Dari sisi keuangan, Maulana menegaskan realisasi tahap I sudah 100 persen. “Saat ini hanya tinggal petunjuk teknis terakhir untuk serah terima manfaat kepada masyarakat. Masyarakat harus tahu bahwa ini milik mereka, berjalan dari hasil keringat dan gotong royong mereka,” ujarnya.
Ia menambahkan, partisipasi warga melalui swadaya justru melampaui ekspektasi. Banyak RT yang menambah kegiatan atau fasilitas di luar anggaran pemerintah. “Partisipasi masyarakat sangat luar biasa, banyak penambahan kegiatan maupun fasilitas yang dilakukan secara swadaya,” jelas Maulana.
Pemkot Jambi menetapkan jadwal yang lebih cepat untuk Kampung Bahagia tahap II tahun 2026. “Mulai bulan Juli ini sudah dilaksanakan musyawarah warga. Paling lambat bulan September sudah bisa dimulai pengerjaan atau gotong royong,” kata Maulana.
Serah terima manfaat tahap II ditargetkan pada Oktober 2026, sementara November hingga Desember akan diisi penyusunan laporan pertanggungjawaban.
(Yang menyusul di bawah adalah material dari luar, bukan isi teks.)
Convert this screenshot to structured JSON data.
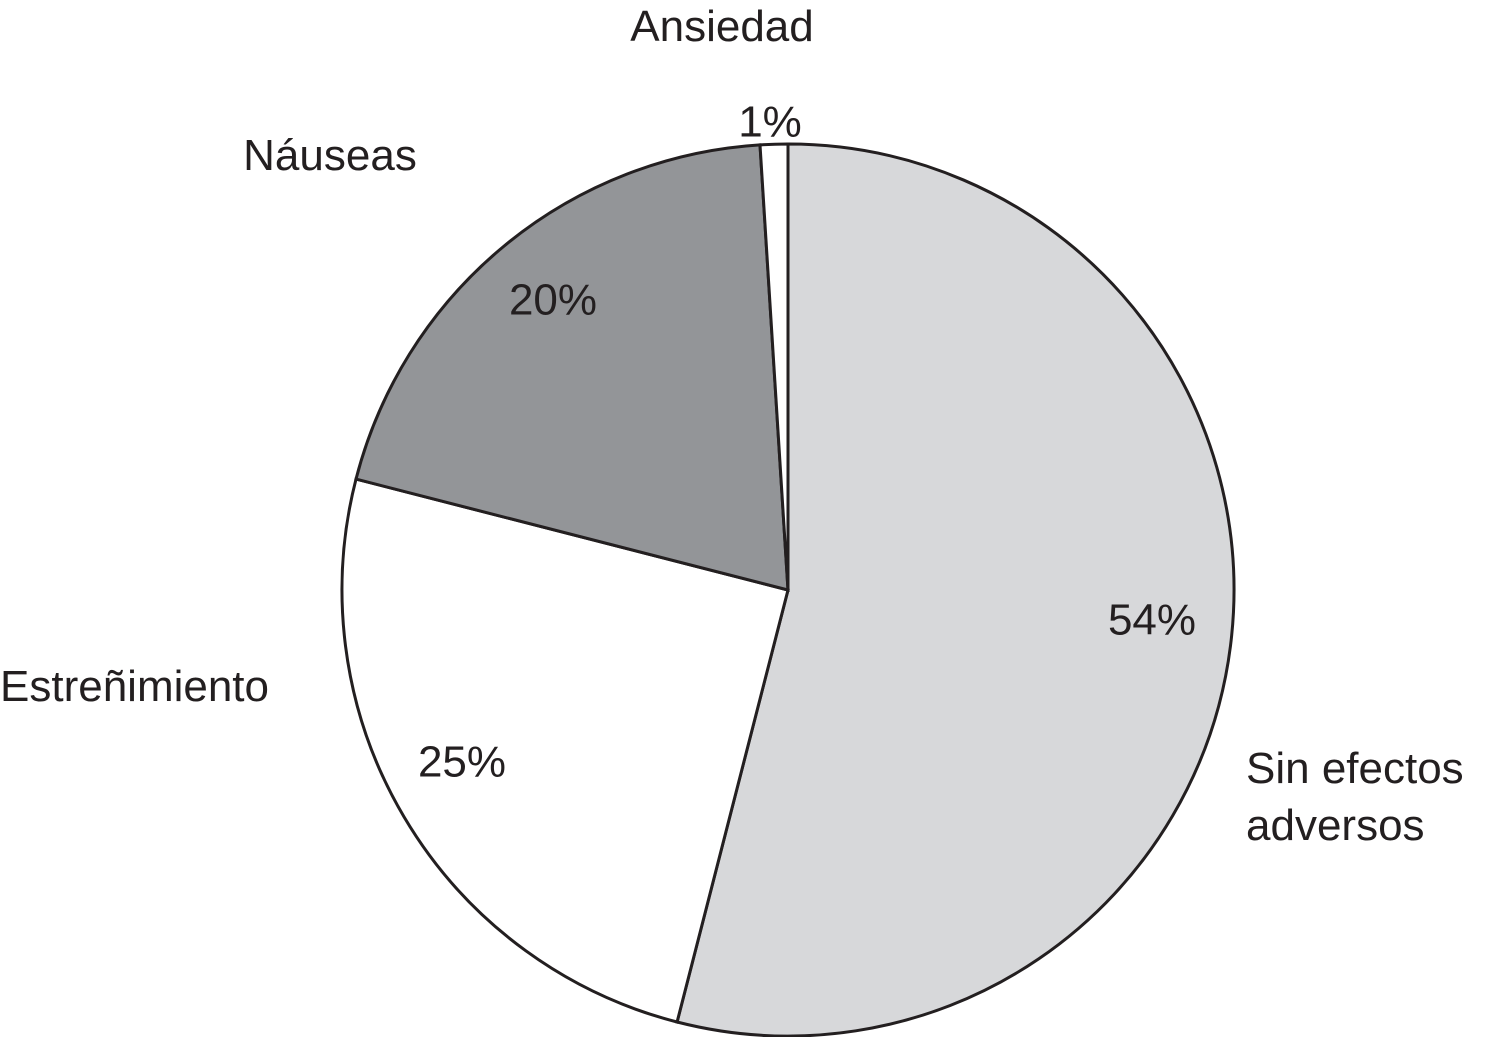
{
  "chart_data": {
    "type": "pie",
    "title": "",
    "slices": [
      {
        "name": "Sin efectos adversos",
        "lines": [
          "Sin efectos",
          "adversos"
        ],
        "value": 54,
        "value_label": "54%",
        "color": "#d7d8da"
      },
      {
        "name": "Estreñimiento",
        "lines": [
          "Estreñimiento"
        ],
        "value": 25,
        "value_label": "25%",
        "color": "#ffffff"
      },
      {
        "name": "Náuseas",
        "lines": [
          "Náuseas"
        ],
        "value": 20,
        "value_label": "20%",
        "color": "#939598"
      },
      {
        "name": "Ansiedad",
        "lines": [
          "Ansiedad"
        ],
        "value": 1,
        "value_label": "1%",
        "color": "#ffffff"
      }
    ],
    "start_angle_deg": 0,
    "direction": "clockwise",
    "stroke_color": "#231f20"
  }
}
Wali Kota menekankan percepatan ini penting mengingat waktu yang tersisa di tahun anggaran.
Maulana menjelaskan program Kampung Bahagia tidak hanya membangun infrastruktur, tetapi juga menggerakkan ekonomi lokal. “Dana yang disalurkan akan berputar di tengah masyarakat melalui penggunaan yang dikelola langsung oleh Pokja Bahagia,” ujarnya.
Program berbasis gotong royong ini dinilai mampu menjawab kebutuhan warga di wilayah yang selama ini belum merasakan pemerataan pembangunan. “Keindahan program ini tercipta dari semangat kebersamaan masyarakat untuk mewujudkan pembangunan yang sesuai kebutuhan wilayah,” tambah Maulana.
Sebanyak 797 RT di seluruh Kota Jambi telah melaksanakan program Kampung Bahagia tahap I. Pemkot menargetkan pemerataan serupa di tahap II, dengan fokus pada wilayah yang masih tertinggal.
Wali Kota Maulana menekankan program ini menjadi langkah strategis untuk mendukung Kota Jambi sebagai kota yang terus berkembang. “Bukan hanya infrastruktur, melainkan juga memberikan rasa aman dan nyaman bagi siapa saja yang berkunjung,” pungkasnya.